Caterpillar (larvae):

Spongy moth caterpillars are the larvae stage of this pest and the one that causes all the damage. They have voracious appetites and on mass they can strip a tree bare. They prefer to feed on broad-leaved trees such as red oak, white oak, poplar and white birch. However, they are known to feed on approximately 500 species of trees including maple, willow, basswood, apple, tamarack, mountain ash, hawthorn, alder, eastern white pine, white spruce, beech and eastern hemlock.

After egg hatch the larvae are quite tiny, about 1/2 cm in length and blackish in colour. As they mature through their 6 instar stages, they grow in length to about 6 cm (2.5″) (although LDA’s may be larger up to 9 cm). Their colouring changes to a charcoal grey or light grey and they develop 2 rows of wort like bumps that run down their backs. These bumps typically have the colour pattern of 5 pair of blue dots followed by 6 pair of red dots, although there can be exceptions. These bumps are filled with long bristly hairs that are gray or gold in colour. These colourful spots paired with the bristly hairs serves as a deterrent to predators.

The caterpillars begin hatching from over wintered eggs in the spring, just as the tree buds are beginning to open. They feed voraciously at night for about 7 weeks, then enter the pupal stage. During the day the caterpillars seek refuge from the sun and predators and drop to the forest floor, seeking shelter and protection. The young larvae are able to move from one tree to another by spinning long silk threads and catching a ride on the breeze, up to one kilometer away.

Spongy moth caterpillar in mid-June.
Spongy moth caterpillar in mid-June.
Spongy moth caterpillars feeding in mid-June.


Appear brown in colour with a tear-drop shape. They measure about 2.5–5 cm (with the males being smaller than the females) and are covered in a protective shell. This stage lasts about 2 weeks.

Spongy moth pupae and a couple of female moths, already laying their eggs in mid-July.

Adult moths:

Female moths are whitish with dark zigzag markings, heavy bodies and hairy heads, with a wingspan of about 5-7 cm. They have comb like antennae (pectinate antennae), but the branches are much shorter and less obvious than the males. The LDD females are not able to fly and lay their eggs on or near the host tree she pupated from. She dies shortly after laying her eggs. LDA moths are able to fly and are a bit larger in size; they can lay their eggs a good distance from where they emerged from pupae and greatly widen their territory.

Male moths are greyish brown or brown with dark markings, slender bodies and a wing span of about 3.5 -4 cm. They have unique looking antennae that looks like a comb, (pectinate antennae). Both LDD males and LDA males can fly. This stage lasts for about a week during which time the males mate with several different females.

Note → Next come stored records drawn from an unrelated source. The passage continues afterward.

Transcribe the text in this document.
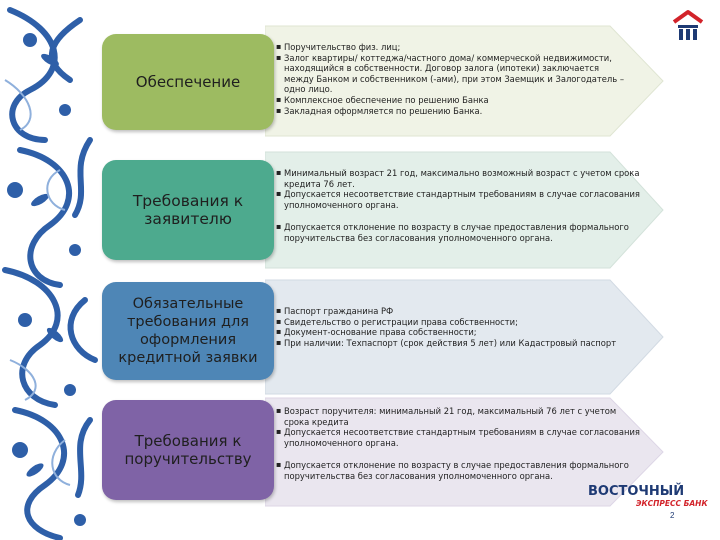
Обеспечение
▪ Поручительство физ. лиц;
▪ Залог квартиры/ коттеджа/частного дома/ коммерческой недвижимости, находящийся в собственности. Договор залога (ипотеки) заключается между Банком и собственником (-ами), при этом Заемщик и Залогодатель – одно лицо.
▪ Комплексное обеспечение по решению Банка
▪ Закладная оформляется по решению Банка.
Требования к заявителю
▪ Минимальный возраст 21 год, максимально возможный возраст с учетом срока кредита 76 лет.
▪ Допускается несоответствие стандартным требованиям в случае согласования уполномоченного органа.
▪ Допускается отклонение по возрасту в случае предоставления формального поручительства без согласования уполномоченного органа.
Обязательные требования для оформления кредитной заявки
▪ Паспорт гражданина РФ
▪ Свидетельство о регистрации права собственности;
▪ Документ-основание права собственности;
▪ При наличии: Техпаспорт (срок действия 5 лет) или Кадастровый паспорт
Требования к поручительству
▪ Возраст поручителя: минимальный 21 год, максимальный 76 лет с учетом срока кредита
▪ Допускается несоответствие стандартным требованиям в случае согласования уполномоченного органа.
▪ Допускается отклонение по возрасту в случае предоставления формального поручительства без согласования уполномоченного органа.
ВОСТОЧНЫЙ
ЭКСПРЕСС БАНК
2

Adult moths do not eat and unlike many moths who are nocturnal, spongy moths are diurnal (come out during the day).

Spongy moth female in mid-July.
Spongy moth female laying her eggs in mid-July.
Spongy moth male adult in mid-July. Notice the unique pectinate antennae.
Male spongy moths in mid-July.
Spongy moths on mass near the base of the tree trunk of this maple.
Spongy moths caught on tangle foot trap in mid-July.
Male spongy moths caught in a moth trap with a pheromone attractant in mid-July.

Eggs masses:

Spongy moths were named after the spongy, eggs masses that the females lay. These egg masses are buff in colour and covered in hairs, that the female pulls out of her abdomen, giving them a felt like appearance. They range in size from about 11mm (the size of a dime) to 26mm (the size of a Loonie). According to the government of Canada’s website the size of the egg mass is an indication of the size of their population; smaller population, smaller egg masses (Gov. of Canada (n.d. rev. 2013-06-04)).

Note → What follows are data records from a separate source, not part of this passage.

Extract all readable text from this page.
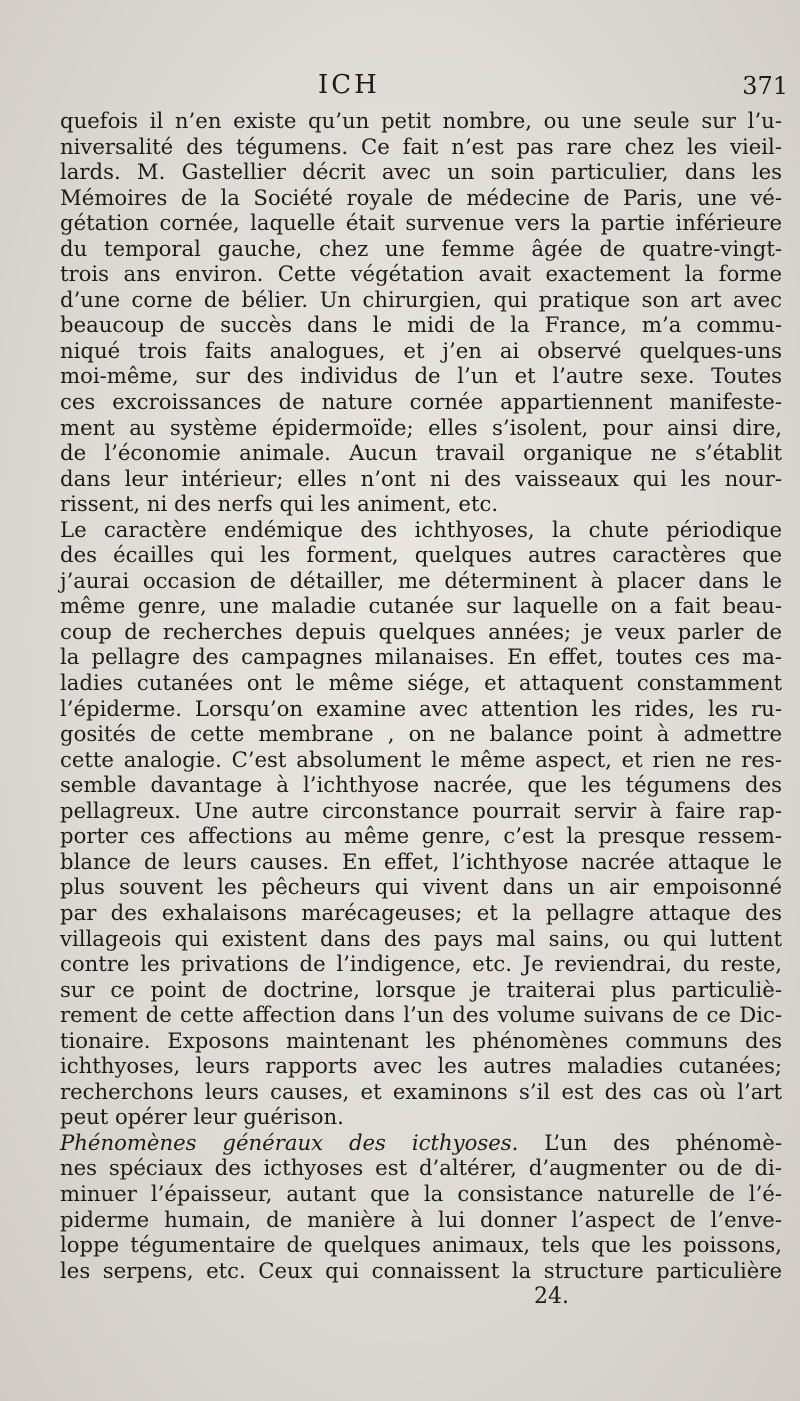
ICH	371
quefois il n’en existe qu’un petit nombre, ou une seule sur l’u-
niversalité des tégumens. Ce fait n’est pas rare chez les vieil-
lards. M. Gastellier décrit avec un soin particulier, dans les
Mémoires de la Société royale de médecine de Paris, une vé-
gétation cornée, laquelle était survenue vers la partie inférieure
du temporal gauche, chez une femme âgée de quatre-vingt-
trois ans environ. Cette végétation avait exactement la forme
d’une corne de bélier. Un chirurgien, qui pratique son art avec
beaucoup de succès dans le midi de la France, m’a commu-
niqué trois faits analogues, et j’en ai observé quelques-uns
moi-même, sur des individus de l’un et l’autre sexe. Toutes
ces excroissances de nature cornée appartiennent manifeste-
ment au système épidermoïde; elles s’isolent, pour ainsi dire,
de l’économie animale. Aucun travail organique ne s’établit
dans leur intérieur; elles n’ont ni des vaisseaux qui les nour-
rissent, ni des nerfs qui les animent, etc.
Le caractère endémique des ichthyoses, la chute périodique
des écailles qui les forment, quelques autres caractères que
j’aurai occasion de détailler, me déterminent à placer dans le
même genre, une maladie cutanée sur laquelle on a fait beau-
coup de recherches depuis quelques années; je veux parler de
la pellagre des campagnes milanaises. En effet, toutes ces ma-
ladies cutanées ont le même siége, et attaquent constamment
l’épiderme. Lorsqu’on examine avec attention les rides, les ru-
gosités de cette membrane , on ne balance point à admettre
cette analogie. C’est absolument le même aspect, et rien ne res-
semble davantage à l’ichthyose nacrée, que les tégumens des
pellagreux. Une autre circonstance pourrait servir à faire rap-
porter ces affections au même genre, c’est la presque ressem-
blance de leurs causes. En effet, l’ichthyose nacrée attaque le
plus souvent les pêcheurs qui vivent dans un air empoisonné
par des exhalaisons marécageuses; et la pellagre attaque des
villageois qui existent dans des pays mal sains, ou qui luttent
contre les privations de l’indigence, etc. Je reviendrai, du reste,
sur ce point de doctrine, lorsque je traiterai plus particuliè-
rement de cette affection dans l’un des volume suivans de ce Dic-
tionaire. Exposons maintenant les phénomènes communs des
ichthyoses, leurs rapports avec les autres maladies cutanées;
recherchons leurs causes, et examinons s’il est des cas où l’art
peut opérer leur guérison.
Phénomènes généraux des icthyoses. L’un des phénomè-
nes spéciaux des icthyoses est d’altérer, d’augmenter ou de di-
minuer l’épaisseur, autant que la consistance naturelle de l’é-
piderme humain, de manière à lui donner l’aspect de l’enve-
loppe tégumentaire de quelques animaux, tels que les poissons,
les serpens, etc. Ceux qui connaissent la structure particulière
24.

The egg masses, that can consist of up to 1000 eggs, are the main means by which spongy moths are transported to new locations. They have a reputation for laying their eggs on almost anything and commonly hitch a ride on vehicles, trailers, boats, camping equipment, firewood, etc. In and around the yard you will find their egg masses on tree trunks, the underside of branches, fences, outdoor furniture, under the eaves of buildings, under side of plant pots, outdoor play equipment, machinery and many more creative places.

Female spongy moths laying their eggs in mid-July. One male moth present in upper left corner.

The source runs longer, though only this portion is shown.